Of course that’s different to your proposed situation - but if you were indigent then Medicaid would be billed.
I’ve always thought it weird that people feel entitled to free (or massively discounted) medical care.
Consider the case where some business could sell you a product or service that might add years to your life. How much is that worth? Why is it somehow unfair or immoral if someone buys such a product or service, without considering their ability to pay, and bankrupts themself?
Yes the issues are more complex here in the US due to the opacity and arbitrariness of medical billing, but if we set that aside, how much is your health worth to you?
My gym membership is EUR 19.95, what's that got to do with anything? :)
> how much is your health worth to you?
Whatever percentage of my income currently goes into my health insurance over here in Germany. That's paying towards my health and the health of those unable pay in right now (or ever, I don't care, it's not their fault most of the time and could just as well be me). I plan on getting private health insurance to get better level of care for myself because I can financially afford it, that doesn't imply that those unable to should feel entitled when they seek treatment imho.
The opposite of the US system is neither free, nor massively discounted. You're just overpaying on stuff much of the rest of the world managed to put in more effective systems that do not put massive strain on the population. If you don't mind a different perspective here: Framing that as entitlement always seemed odd to me since I don't get why some medical corporation should be held in higher regard than the population of the country that provides them with a market in the first place.
> Why is it somehow unfair or immoral if someone buys such a product or service, without considering their ability to pay, and bankrupts themself?
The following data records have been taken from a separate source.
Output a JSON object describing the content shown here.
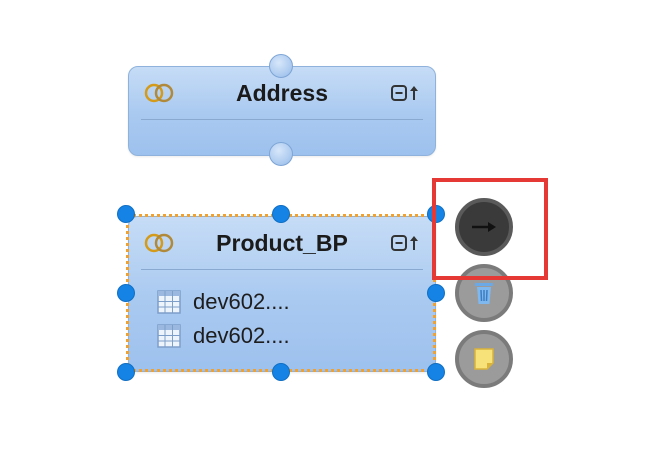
{
  "nodes": {
    "address": {
      "title": "Address",
      "join_icon": "join-rings-icon",
      "collapse_icon": "collapse-icon"
    },
    "product_bp": {
      "title": "Product_BP",
      "join_icon": "join-rings-icon",
      "collapse_icon": "collapse-icon",
      "rows": [
        {
          "icon": "table-icon",
          "label": "dev602...."
        },
        {
          "icon": "table-icon",
          "label": "dev602...."
        }
      ]
    }
  },
  "actions": [
    {
      "name": "connect-arrow",
      "icon": "arrow-right-icon"
    },
    {
      "name": "delete",
      "icon": "trash-icon"
    },
    {
      "name": "note",
      "icon": "note-icon"
    }
  ],
  "colors": {
    "node_fill": "#a9c9f0",
    "selection_border": "#f2a12e",
    "selection_handle": "#1583e6",
    "highlight_box": "#e53935",
    "action_dark": "#3a3a3a",
    "action_grey": "#9b9b9b"
  }
}
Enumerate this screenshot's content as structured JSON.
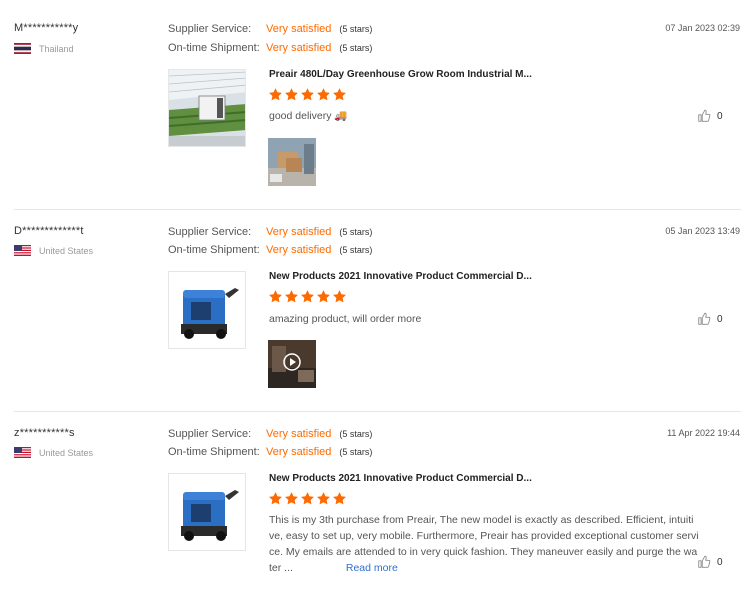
{
  "reviews": [
    {
      "user": "M***********y",
      "country": "Thailand",
      "flag": "thailand-flag",
      "supplier_label": "Supplier Service:",
      "supplier_value": "Very satisfied",
      "supplier_stars": "(5 stars)",
      "shipment_label": "On-time Shipment:",
      "shipment_value": "Very satisfied",
      "shipment_stars": "(5 stars)",
      "date": "07 Jan 2023 02:39",
      "product_title": "Preair 480L/Day Greenhouse Grow Room Industrial M...",
      "rating": 5,
      "comment": "good delivery",
      "comment_emoji": "🚚",
      "likes": "0"
    },
    {
      "user": "D*************t",
      "country": "United States",
      "flag": "us-flag",
      "supplier_label": "Supplier Service:",
      "supplier_value": "Very satisfied",
      "supplier_stars": "(5 stars)",
      "shipment_label": "On-time Shipment:",
      "shipment_value": "Very satisfied",
      "shipment_stars": "(5 stars)",
      "date": "05 Jan 2023 13:49",
      "product_title": "New Products 2021 Innovative Product Commercial D...",
      "rating": 5,
      "comment": "amazing product,  will order more",
      "likes": "0"
    },
    {
      "user": "z***********s",
      "country": "United States",
      "flag": "us-flag",
      "supplier_label": "Supplier Service:",
      "supplier_value": "Very satisfied",
      "supplier_stars": "(5 stars)",
      "shipment_label": "On-time Shipment:",
      "shipment_value": "Very satisfied",
      "shipment_stars": "(5 stars)",
      "date": "11 Apr 2022 19:44",
      "product_title": "New Products 2021 Innovative Product Commercial D...",
      "rating": 5,
      "comment_lines": [
        "This is my 3th purchase from Preair, The new model is exactly as described. Efficient, intuiti",
        "ve, easy to set up, very mobile. Furthermore, Preair has provided exceptional customer servi",
        "ce. My emails are attended to in very quick fashion. They maneuver easily and purge the wa",
        "ter ..."
      ],
      "read_more": "Read more",
      "likes": "0"
    }
  ],
  "colors": {
    "accent": "#ff6a00",
    "link": "#2f6fd0",
    "divider": "#e6e6e6"
  }
}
Because those people suffer, in the worst case die, in the best case put other costs on society as a whole? We generally moved on from exiling the ill in most firsts world countries, which is what happens if society does not (at least minimally) provide for those that cannot afford to do so themselves.
I don't think we should offer advanced and highly specialized treatments for free. It's just crazy that there's so much wealth here, but you hear plenty of stories of peoples' lives being seriously damaged by an accidental ambulance trip or hospital billing horror-story.
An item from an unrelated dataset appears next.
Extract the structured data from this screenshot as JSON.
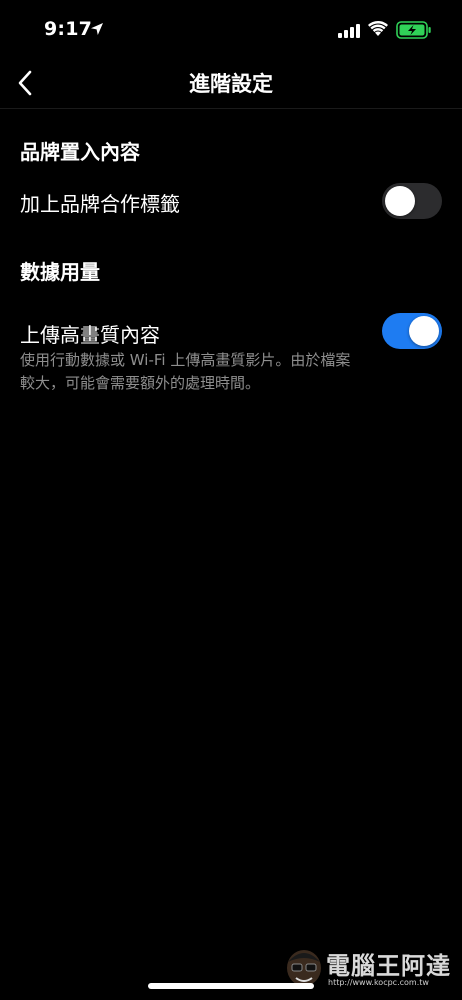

The product or service that extends your life is essentially not critical to survival or even just your status quo health-wise. From an economic perspective, this is a price elastic situation so charge as you like (i.e. basically according to supply/demand).
The situation that is actually the problem (and way more common, of course) is that if I'm in a life threatening situation I don't have the option to chose a particular product or service, that's price inelastic and not beholden to supply/demand. So you're comparing apples to oranges from an economic viewpoint, especially when we're talking about something as critical as healthcare.